Tributárias: São tantos impostos e tributos em todas as esferas que atingem o limite do insuportável e nos transformam nos verdadeiros escravos da gana arrecadatória e aqui, não podemos deixar de citar mais uma vez a pretensão agressiva na questão do FUNRURAL, exemplo clássico do imbróglio fabricado, onde por mais de 10 anos o STF nos disse: “Empregador pessoa física não precisa recolher contribuição sobre receita bruta” (01-08-2011): e nós caipiras acreditamos na Justiça e agora querem nos empurrar goela abaixo um REFIS através da nociva MP 793 que está aí para atender os interesses de grandes grupos econômicos, entre eles o próprio JBS, ao mesmo tempo nos empurrando goela abaixo uma divida que não é nossa e de uma conta impagável, aliás toda essa situação por conta de uma nova e surpreendente votação apertada do mesmo STF (sem trânsito e julgado) que poderá entrar em direto confronto com a Resolução 15/2017, Legal e Soberana do Senado Federal que pôs fim a cobrança do FUNRURAL, podendo se estabelecer um conflito institucional sem precedentes, caso se persista nesse confronto de dimensões incalculáveis.

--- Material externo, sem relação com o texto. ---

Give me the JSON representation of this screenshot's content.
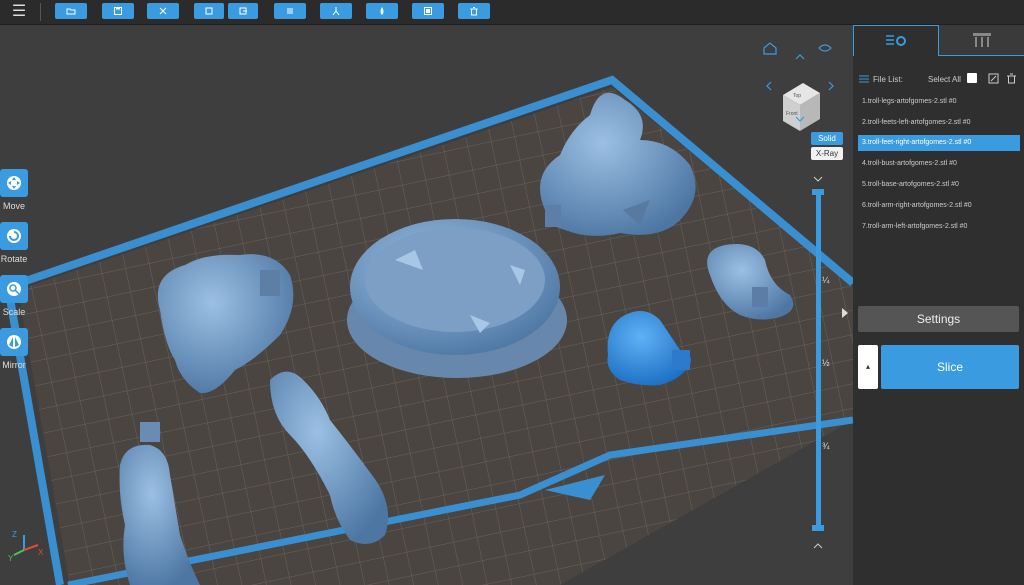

Enfim, como é difícil produzir com dignidade neste país, além de tudo aqui relatado, ainda temos a dificuldade na hora da comercialização de nossas safras, vítimas de um Mercosul protecionista que já nasceu morto, e ainda somos reféns do poder dos monopólios e cartéis, não temos uma política agrícola condizente, nem tão pouco representatividade em algumas entidades de classe e em parte dos poderes instituídos, contaminados com o viés político-ideológico, lamentável, pois corremos o risco de não conseguirmos mais produzir, levando a uma paralizacao quase que total gerada pela desastrosa condução política socioeconômica fracassada de um governo que deveria estar comprometido com a ordem e o progresso desta nação.